Ekleme Tarihi: 13 Haziran 2022 - Pazartesi

1924 TBMM’ sinde Mersin Limanı müzakereleri -3

12 Nisan 1924 günü TBMM’ de başlayan Mersin’ e liman yapılması hakkındaki kanun tasarısı görüşmelerine projenin neredeyse tek takipçisi olan Niyazi Ramazanoğlu yaptığı kapsamlı bilgilendirme ile damgasını vurur…

Lojistik açıdan önemleri itibariyle batıdan doğuya İstanbul-Basra ve kuzeyden güneye Samsun-Mersin akslarına dikkat çeken Niyazi Bey, Osmanlı’ nın külleri arasında doğmakta olan Türkiye’ nin dünyaya açılan en önemli kapısının limana sahip olacak Mersin olacağını imparatorluk dönemi hazırlanmış fizibilite çalışmaları ve etüt raporları ışığında genel kurula anlatır…
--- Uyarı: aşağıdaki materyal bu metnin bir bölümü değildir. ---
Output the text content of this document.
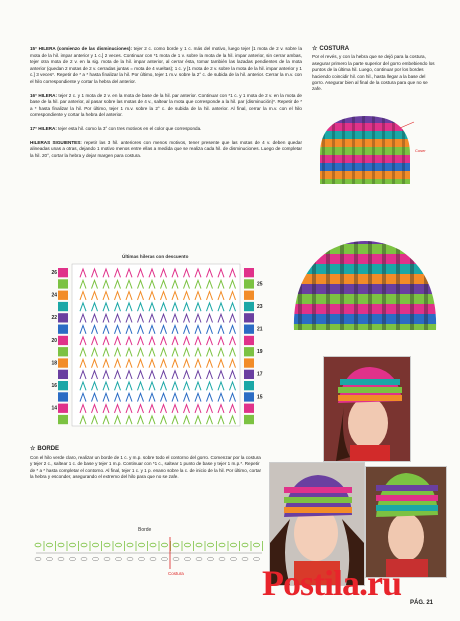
15° HILERA (comienzo de las disminuciones): tejer 2 c. como borde y 1 c. más del motivo, luego tejer [1 mota de 2 v. sobre la mota de la hil. impar anterior y 1 c.] 2 veces. Continuar con *1 mota de 1 v. sobre la mota de la hil. impar anterior, sin cerrar ambas, tejer otra mota de 2 v. en la sig. mota de la hil. impar anterior, al cerrar ésta, tomar también las lazadas pendientes de la mota anterior (quedan 2 motas de 2 v. cerradas juntas = mota de 4 vueltas); 1 c. y [1 mota de 2 v. sobre la mota de la hil. impar anterior y 1 c.] 3 veces*. Repetir de * a * hasta finalizar la hil. Por último, tejer 1 m.v. sobre la 2° c. de subida de la hil. anterior. Cerrar la m.v. con el hilo correspondiente y cortar la hebra del anterior.

16° HILERA: tejer 2 c. y 1 mota de 2 v. en la mota de base de la hil. par anterior. Continuar con *1 c. y 1 mota de 2 v. en la mota de base de la hil. par anterior, al pasar sobre las motas de 4 v., saltear la mota que corresponde a la hil. par (disminución)*. Repetir de * a * hasta finalizar la hil. Por último, tejer 1 m.v. sobre la 2° c. de subida de la hil. anterior. Al final, cerrar la m.v. con el hilo correspondiente y cortar la hebra del anterior.

17° HILERA: tejer esta hil. como la 3° con tres motivos en el color que corresponda.

HILERAS SIGUIENTES: repetir las 3 hil. anteriores con menos motivos, tener presente que las motas de 4 v. deben quedar alineadas unas a otras, dejando 1 motivo menos entre ellas a medida que se realiza cada hil. de disminuciones. Luego de completar la hil. 20°, cortar la hebra y dejar margen para costura.

☆ COSTURA
Por el revés, y con la hebra que se dejó para la costura, asegurar primero la parte superior del gorro embebiendo los puntos de la última hil. Luego, continuar por los bordes haciendo coincidir hil. con hil., hasta llegar a la base del gorro. Asegurar bien al final de la costura para que no se zafe.
Coser
Últimas hileras con descuento
26
24
22
20
18
16
14
25
23
21
19
17
15
☆ BORDE
Con el hilo verde claro, realizar un borde de 1 c. y m.p. sobre todo el contorno del gorro. Comenzar por la costura y tejer 2 c., saltear 1 c. de base y tejer 1 m.p. Continuar con *1 c., saltear 1 punto de base y tejer 1 m.p.*. Repetir de * a * hasta completar el contorno. Al final, tejer 1 c. y 1 p. enano sobre la c. de inicio de la hil. Por último, cortar la hebra y esconder, asegurando el extremo del hilo para que no se zafe.
Borde
Costura Postila.ru PÁG. 21
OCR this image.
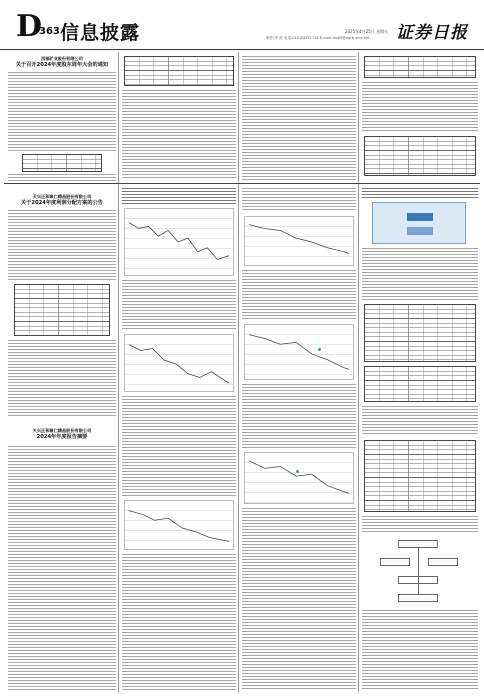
D
363 信息披露	2025年4月25日 星期五
制作/李 波 电话:010-83251716 E-mail:zqrb9@zqrb.sina.net 证券日报
西部矿业股份有限公司
关于召开2024年度股东周年大会的通知
天兴正和聚仁精品股份有限公司
关于2024年度利润分配方案的公告
天兴正和聚仁精品股份有限公司
2024年年度报告摘要
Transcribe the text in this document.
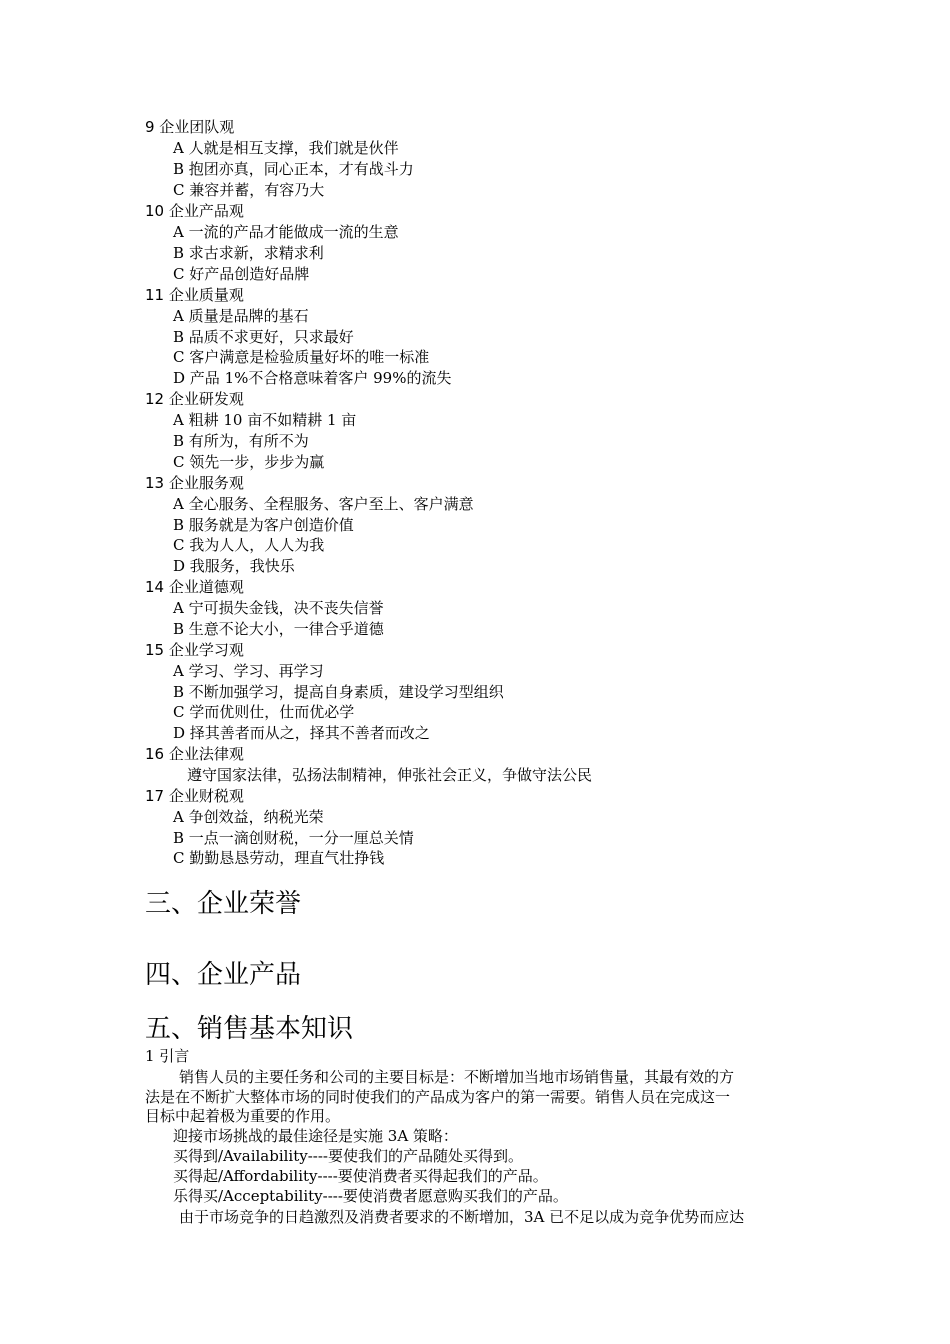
9 企业团队观
A 人就是相互支撑，我们就是伙伴
B 抱团亦真，同心正本，才有战斗力
C 兼容并蓄，有容乃大
10 企业产品观
A 一流的产品才能做成一流的生意
B 求古求新，求精求利
C 好产品创造好品牌
11 企业质量观
A 质量是品牌的基石
B 品质不求更好，只求最好
C 客户满意是检验质量好坏的唯一标准
D 产品 1%不合格意味着客户 99%的流失
12 企业研发观
A 粗耕 10 亩不如精耕 1 亩
B 有所为，有所不为
C 领先一步，步步为赢
13 企业服务观
A 全心服务、全程服务、客户至上、客户满意
B 服务就是为客户创造价值
C 我为人人，人人为我
D 我服务，我快乐
14 企业道德观
A 宁可损失金钱，决不丧失信誉
B 生意不论大小，一律合乎道德
15 企业学习观
A 学习、学习、再学习
B 不断加强学习，提高自身素质，建设学习型组织
C 学而优则仕，仕而优必学
D 择其善者而从之，择其不善者而改之
16 企业法律观
遵守国家法律，弘扬法制精神，伸张社会正义，争做守法公民
17 企业财税观
A 争创效益，纳税光荣
B 一点一滴创财税，一分一厘总关情
C 勤勤恳恳劳动，理直气壮挣钱
三、企业荣誉
四、企业产品
五、销售基本知识
1 引言
销售人员的主要任务和公司的主要目标是：不断增加当地市场销售量，其最有效的方
法是在不断扩大整体市场的同时使我们的产品成为客户的第一需要。销售人员在完成这一
目标中起着极为重要的作用。
迎接市场挑战的最佳途径是实施 3A 策略：
买得到/Availability----要使我们的产品随处买得到。
买得起/Affordability----要使消费者买得起我们的产品。
乐得买/Acceptability----要使消费者愿意购买我们的产品。
由于市场竞争的日趋激烈及消费者要求的不断增加，3A 已不足以成为竞争优势而应达
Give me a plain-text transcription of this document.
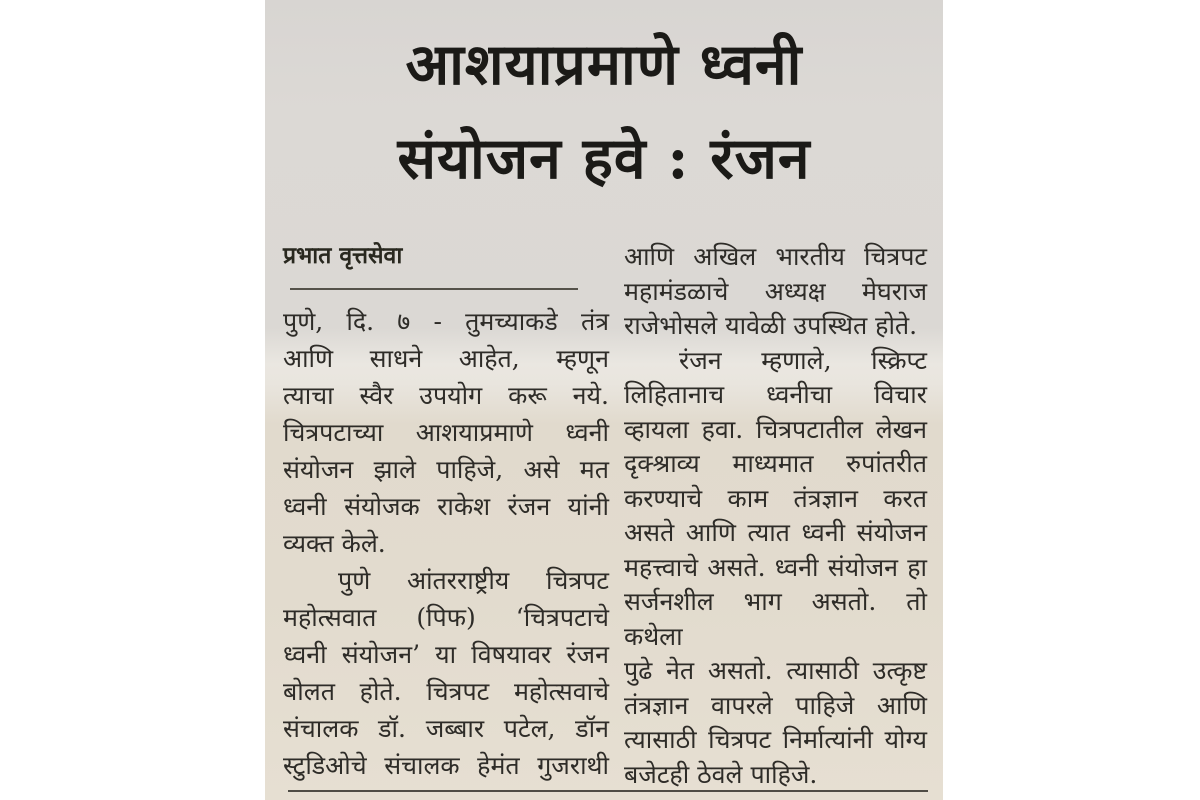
आशयाप्रमाणे ध्वनी
संयोजन हवे : रंजन
प्रभात वृत्तसेवा
पुणे, दि. ७ - तुमच्याकडे तंत्र
आणि साधने आहेत, म्हणून
त्याचा स्वैर उपयोग करू नये.
चित्रपटाच्या आशयाप्रमाणे ध्वनी
संयोजन झाले पाहिजे, असे मत
ध्वनी संयोजक राकेश रंजन यांनी
व्यक्त केले.
पुणे आंतरराष्ट्रीय चित्रपट
महोत्सवात (पिफ) ‘चित्रपटाचे
ध्वनी संयोजन’ या विषयावर रंजन
बोलत होते. चित्रपट महोत्सवाचे
संचालक डॉ. जब्बार पटेल, डॉन
स्टुडिओचे संचालक हेमंत गुजराथी
आणि अखिल भारतीय चित्रपट
महामंडळाचे अध्यक्ष मेघराज
राजेभोसले यावेळी उपस्थित होते.
रंजन म्हणाले, स्क्रिप्ट
लिहितानाच ध्वनीचा विचार
व्हायला हवा. चित्रपटातील लेखन
दृक्श्राव्य माध्यमात रुपांतरीत
करण्याचे काम तंत्रज्ञान करत
असते आणि त्यात ध्वनी संयोजन
महत्त्वाचे असते. ध्वनी संयोजन हा
सर्जनशील भाग असतो. तो कथेला
पुढे नेत असतो. त्यासाठी उत्कृष्ट
तंत्रज्ञान वापरले पाहिजे आणि
त्यासाठी चित्रपट निर्मात्यांनी योग्य
बजेटही ठेवले पाहिजे.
Niyazi Bey konuşmasını sürdürürken Dersim Mebusu Feridun Fikri Bey (sonradan Düşünsel soyadını alacaktır) oturumu yöneten Meclis Başkanını; “Nafıa Vekili yok, Hükümet yok, böyle bir mühim mesele müzakere ediliyor, ayıp oluyor. Mühim bir limanın mukadderatı mevzubahis oluyor” diye uyarır.

Gerçekten de Fransız şirketiyle liman yapım sözleşmesini imzalayan Bakan ve mukaveleyi kanun tasarısı ekinde meclise sevk eden Hükümetten temsilci yoktur o gün genel kurulda…

Feridun Fikri Bey’ in uyarısını fırsat bilen oturumu yöneten Başkan “Müzakereyi tehir edelim” önerisini dillendirir.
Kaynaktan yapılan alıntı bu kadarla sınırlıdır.